Tapi apa hendak dikata. Beberapa hari setelah itu masuk gugatan di kejaksaan. Ternyata tanah itu memiliki sertifikat ganda. Tanah tidak bisa dieksekusi. Tidak bisa dikuasai Pemda. Ini merugikan negara. Sesuai UU Tipikor, ini korupsi. Meski sang pejabat tidak ada niat sedikitpun untuk berbuat jahat, merugikan negara, memperkaya diri atau orang lain. Pejabat bersangkutan harus dipenjara. Pasal UU Tipikor mengatakan demikian.
Jakarta
Senada dengan apa yang dialami asisten di Lombok Utara itu. Dahlan Iskan sekarang dijadikan tersangka oleh kejaksaan gara-gara pembebasan tanah. Saat menjadi Dirut PLN dia bertekad mengatasi krisisis listrik secepat mungkin dengan membangun 21 gardu induk. Dimulai tahun 2011 dan dijadwalkan selesai 2013.
Dahlan Iskan mengintruksikan bawahannya untuk segera mendapatkan lahan. Tidak lama kemudian di mejanya sudah masuk surat pernyataan bahwa lahan sudah didapatkan. Sudah berhasil dibebaskan. Karena surat itu sudah diparaf oleh sekian banyak bawahannya, mulai dari tingkat direktur ke atas. Berarti kebenaran pernyataan surat itu tidak diragukan lagi, sudah diperiksa berlapis-lapis. Lagi pula kalau diperiksa langsung ke lokasi entah berapa waktu yang dibutuhkan. Lokasi tersebar di 21 tempat di Pulau Jawa. Sedangkan kebutuhan akan gardu induk itu sudah begitu mendesak.
Surat ditandatangani agar dana proyek segera dicairkan oleh kementerian keuangan.
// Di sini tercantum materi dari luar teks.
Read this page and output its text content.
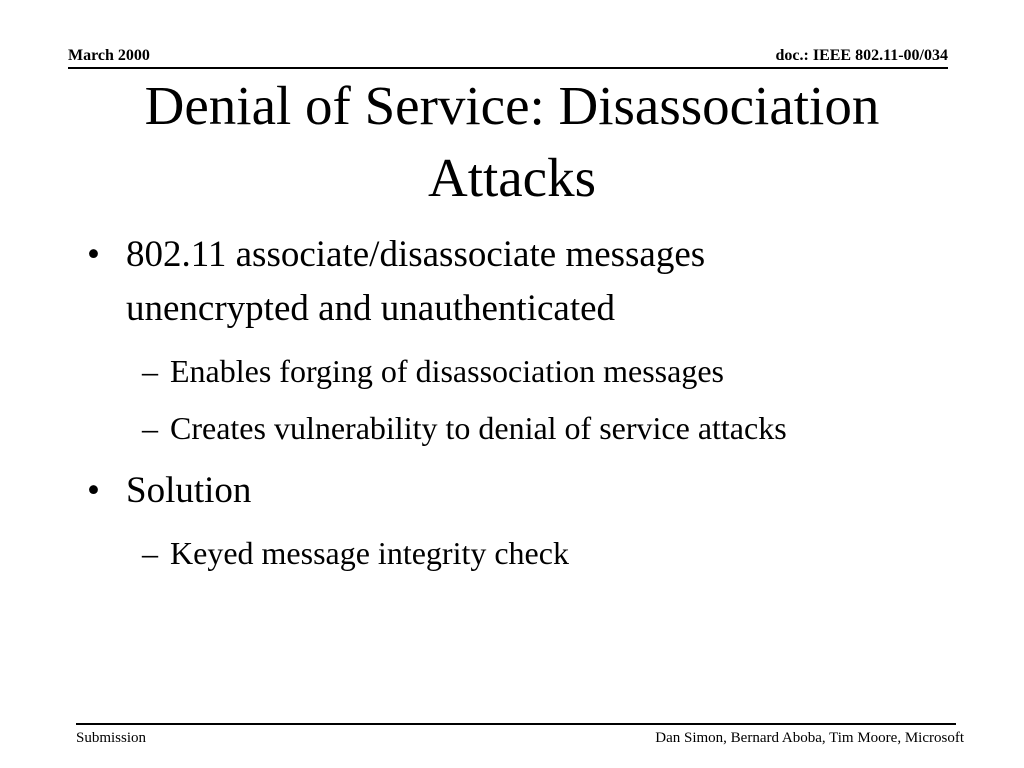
March 2000	doc.: IEEE 802.11-00/034
Denial of Service: Disassociation
Attacks
• 802.11 associate/disassociate messages
unencrypted and unauthenticated
– Enables forging of disassociation messages
– Creates vulnerability to denial of service attacks
• Solution
– Keyed message integrity check
Submission	Dan Simon, Bernard Aboba, Tim Moore, Microsoft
Tapi tahun itu juga Dahlan Iskan meninggalkan jabatannya sebagai Dirut PLN, diangkat menjadi menteri BUMN oleh presiden SBY.
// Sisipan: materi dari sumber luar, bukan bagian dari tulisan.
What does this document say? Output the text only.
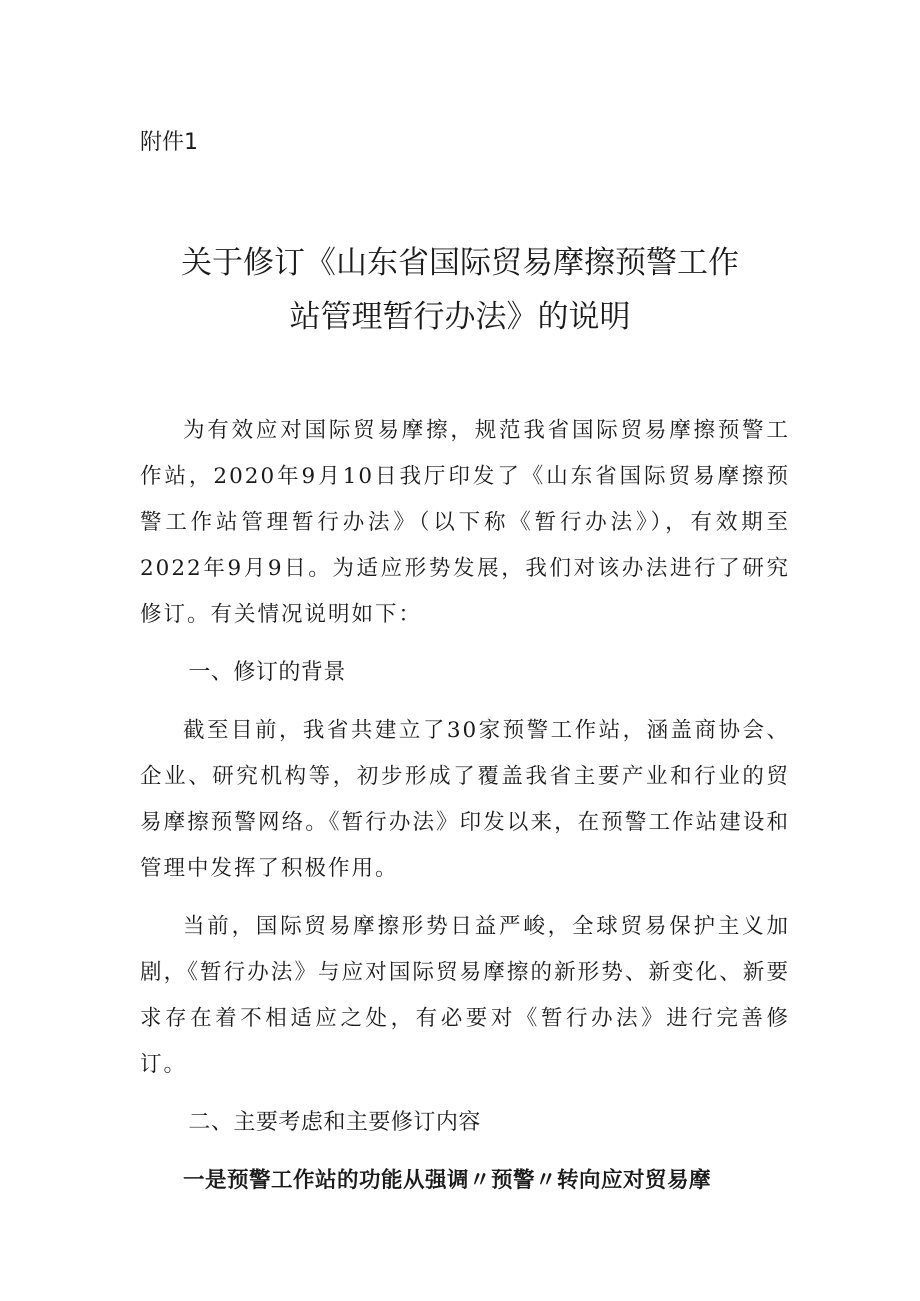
附件1

关于修订《山东省国际贸易摩擦预警工作
站管理暂行办法》的说明

为有效应对国际贸易摩擦，规范我省国际贸易摩擦预警工作站，2020年9月10日我厅印发了《山东省国际贸易摩擦预警工作站管理暂行办法》（以下称《暂行办法》），有效期至2022年9月9日。为适应形势发展，我们对该办法进行了研究修订。有关情况说明如下：

一、修订的背景

截至目前，我省共建立了30家预警工作站，涵盖商协会、企业、研究机构等，初步形成了覆盖我省主要产业和行业的贸易摩擦预警网络。《暂行办法》印发以来，在预警工作站建设和管理中发挥了积极作用。

当前，国际贸易摩擦形势日益严峻，全球贸易保护主义加剧，《暂行办法》与应对国际贸易摩擦的新形势、新变化、新要求存在着不相适应之处，有必要对《暂行办法》进行完善修订。

二、主要考虑和主要修订内容

一是预警工作站的功能从强调〃预警〃转向应对贸易摩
Empat tahun kemudian tiba-tiba Dahlan Iskan dipanggil kejaksaan dan langsung dijadikan tersangka. Ternyata tanah di 21 lokasi yang dulu dinyatakan telah dibebaskan itu tidak semuanya telah dibebaskan. Sedangkan Dahlan Iskan telah ikut menanda tanganinya. Sesuai UU Tipikor, ini merugikan negara. Ini korupsi. Dahlan Iskan harus dipenjara.
Bisa saja Dahlan Iskan beralasan dia ditipu anak buah. Yang meyakinkannya kalau tanah telah berhasil dibebaskan. Tapi Dahlan Iskan tidak melakukan itu. Dia mengaku salah. Dia mengatakan bertanggung jawab dan tidak akan menyalahkan anak buah. Karena siapa tahu anak buahnya juga tidak bermaksud menipu. Anak buahnya hanya ingin proyek cepat berjalan dan mereka mengira masalah pembebasan lahan adalah masalah gampang. Mereka tidak mengerti betapa rumitnya masalah pembebasan lahan di negeri ini.
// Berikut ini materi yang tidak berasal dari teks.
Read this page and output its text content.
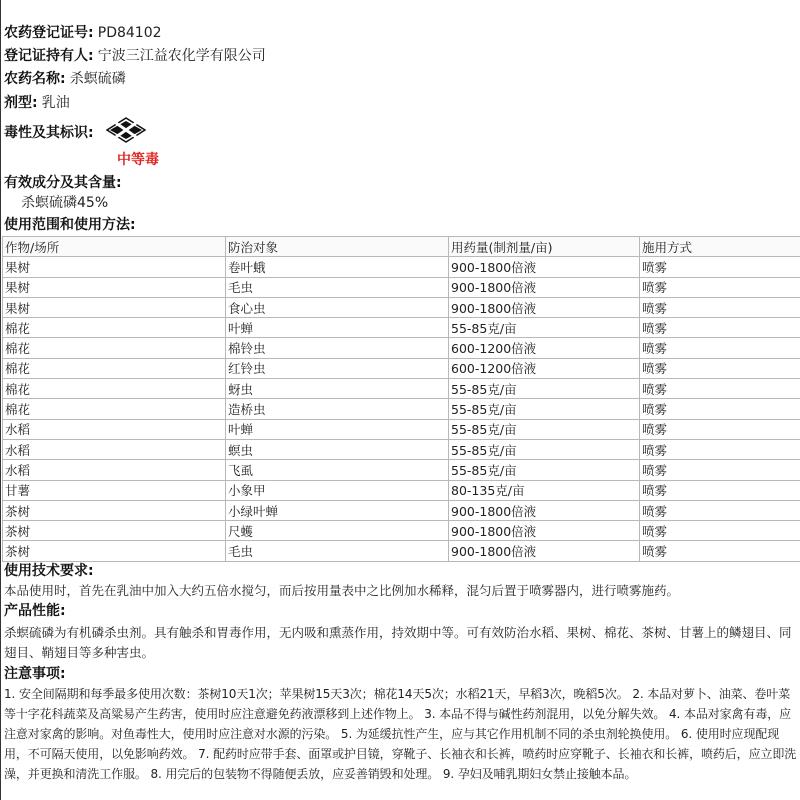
农药登记证号: PD84102
登记证持有人: 宁波三江益农化学有限公司
农药名称: 杀螟硫磷
剂型: 乳油
毒性及其标识:
中等毒
有效成分及其含量:
杀螟硫磷45%
使用范围和使用方法:
作物/场所	防治对象	用药量(制剂量/亩)	施用方式
果树	卷叶蛾	900-1800倍液	喷雾
果树	毛虫	900-1800倍液	喷雾
果树	食心虫	900-1800倍液	喷雾
棉花	叶蝉	55-85克/亩	喷雾
棉花	棉铃虫	600-1200倍液	喷雾
棉花	红铃虫	600-1200倍液	喷雾
棉花	蚜虫	55-85克/亩	喷雾
棉花	造桥虫	55-85克/亩	喷雾
水稻	叶蝉	55-85克/亩	喷雾
水稻	螟虫	55-85克/亩	喷雾
水稻	飞虱	55-85克/亩	喷雾
甘薯	小象甲	80-135克/亩	喷雾
茶树	小绿叶蝉	900-1800倍液	喷雾
茶树	尺蠖	900-1800倍液	喷雾
茶树	毛虫	900-1800倍液	喷雾
使用技术要求:
本品使用时，首先在乳油中加入大约五倍水搅匀，而后按用量表中之比例加水稀释，混匀后置于喷雾器内，进行喷雾施药。
产品性能:
杀螟硫磷为有机磷杀虫剂。具有触杀和胃毒作用，无内吸和熏蒸作用，持效期中等。可有效防治水稻、果树、棉花、茶树、甘薯上的鳞翅目、同翅目、鞘翅目等多种害虫。
注意事项:
1. 安全间隔期和每季最多使用次数：茶树10天1次；苹果树15天3次；棉花14天5次；水稻21天，早稻3次，晚稻5次。 2. 本品对萝卜、油菜、卷叶菜等十字花科蔬菜及高粱易产生药害，使用时应注意避免药液漂移到上述作物上。 3. 本品不得与碱性药剂混用，以免分解失效。 4. 本品对家禽有毒，应注意对家禽的影响。对鱼毒性大，使用时应注意对水源的污染。 5. 为延缓抗性产生，应与其它作用机制不同的杀虫剂轮换使用。 6. 使用时应现配现用，不可隔天使用，以免影响药效。 7. 配药时应带手套、面罩或护目镜，穿靴子、长袖衣和长裤，喷药时应穿靴子、长袖衣和长裤，喷药后，应立即洗澡，并更换和清洗工作服。 8. 用完后的包装物不得随便丢放，应妥善销毁和处理。 9. 孕妇及哺乳期妇女禁止接触本品。
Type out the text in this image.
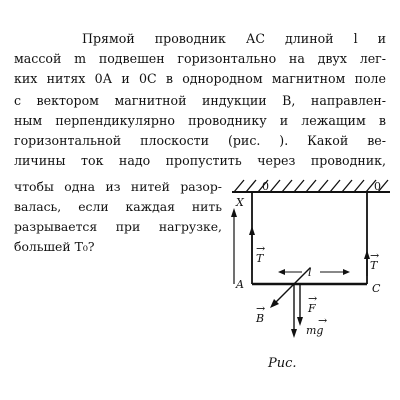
Прямой проводник АС длиной l и
массой m подвешен горизонтально на двух лег-
ких нитях 0А и 0С в однородном магнитном поле
с вектором магнитной индукции B, направлен-
ным перпендикулярно проводнику и лежащим в
горизонтальной плоскости (рис. ). Какой ве-
личины ток надо пропустить через проводник,
чтобы одна из нитей разор-
валась, если каждая нить
разрывается при нагрузке,
большей T₀?
0	0
X
A	C
T
→
T
→
l
B
→	F
→
mg
→
Рис.
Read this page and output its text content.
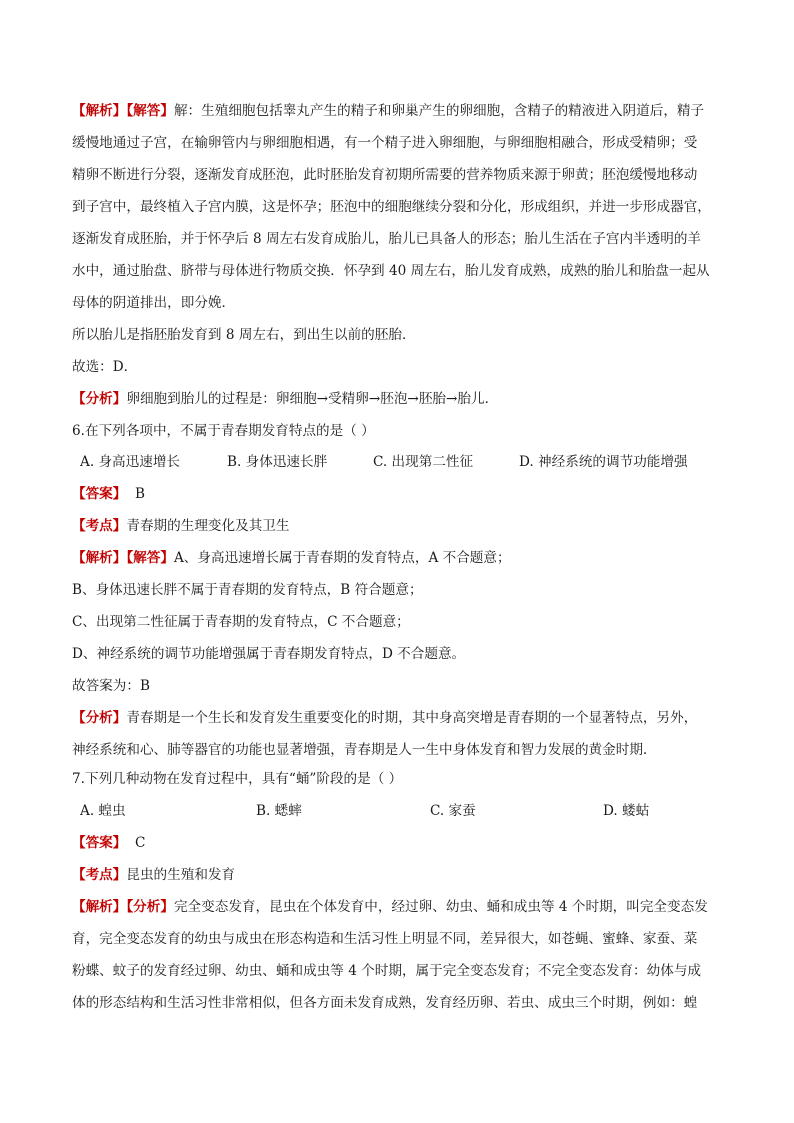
【解析】【解答】解：生殖细胞包括睾丸产生的精子和卵巢产生的卵细胞，含精子的精液进入阴道后，精子
缓慢地通过子宫，在输卵管内与卵细胞相遇，有一个精子进入卵细胞，与卵细胞相融合，形成受精卵；受
精卵不断进行分裂，逐渐发育成胚泡，此时胚胎发育初期所需要的营养物质来源于卵黄；胚泡缓慢地移动
到子宫中，最终植入子宫内膜，这是怀孕；胚泡中的细胞继续分裂和分化，形成组织，并进一步形成器官，
逐渐发育成胚胎，并于怀孕后 8 周左右发育成胎儿，胎儿已具备人的形态；胎儿生活在子宫内半透明的羊
水中，通过胎盘、脐带与母体进行物质交换．怀孕到 40 周左右，胎儿发育成熟，成熟的胎儿和胎盘一起从
母体的阴道排出，即分娩．
所以胎儿是指胚胎发育到 8 周左右，到出生以前的胚胎．
故选：D．
【分析】卵细胞到胎儿的过程是：卵细胞→受精卵→胚泡→胚胎→胎儿．
6.在下列各项中，不属于青春期发育特点的是（ ）
A. 身高迅速增长	B. 身体迅速长胖	C. 出现第二性征	D. 神经系统的调节功能增强
【答案】 B
【考点】青春期的生理变化及其卫生
【解析】【解答】A、身高迅速增长属于青春期的发育特点，A 不合题意；
B、身体迅速长胖不属于青春期的发育特点，B 符合题意；
C、出现第二性征属于青春期的发育特点，C 不合题意；
D、神经系统的调节功能增强属于青春期发育特点，D 不合题意。
故答案为：B
【分析】青春期是一个生长和发育发生重要变化的时期，其中身高突增是青春期的一个显著特点，另外，
神经系统和心、肺等器官的功能也显著增强，青春期是人一生中身体发育和智力发展的黄金时期.
7.下列几种动物在发育过程中，具有“蛹”阶段的是（ ）
A. 蝗虫	B. 蟋蟀	C. 家蚕	D. 蝼蛄
【答案】 C
【考点】昆虫的生殖和发育
【解析】【分析】完全变态发育，昆虫在个体发育中，经过卵、幼虫、蛹和成虫等 4 个时期，叫完全变态发
育，完全变态发育的幼虫与成虫在形态构造和生活习性上明显不同，差异很大，如苍蝇、蜜蜂、家蚕、菜
粉蝶、蚊子的发育经过卵、幼虫、蛹和成虫等 4 个时期，属于完全变态发育；不完全变态发育：幼体与成
体的形态结构和生活习性非常相似，但各方面未发育成熟，发育经历卵、若虫、成虫三个时期，例如：蝗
Dahlan Iskan hanya akan menyalahkan anak buah jika nanti ternyata mereka benar-benar korupsi. Misalnya menilep dana pembebasan lahan. Tapi ini kemungkinan kecil terjadi, karena tanah itu sendiri sekarang sudah berhasil dibebaskan oleh PLN. Berarti sudah dibayar. Tapi prosedurnya memang panjang. Sama dengan kasus TPA Kabupaten Lombok Utara di atas. Tanah yang dulu disengketakan juga sudah berhasil dikuasai Pemda.
Tapi hukum tidak memiliki hati nurani. Meski kita merasa ini tidak adil. Orang-orang yang sebenarnya baik itu tetap dijerat dengan pasal-pasal UU Tipikor. Mereka dianggap merugikan negara. Mereka korupsi.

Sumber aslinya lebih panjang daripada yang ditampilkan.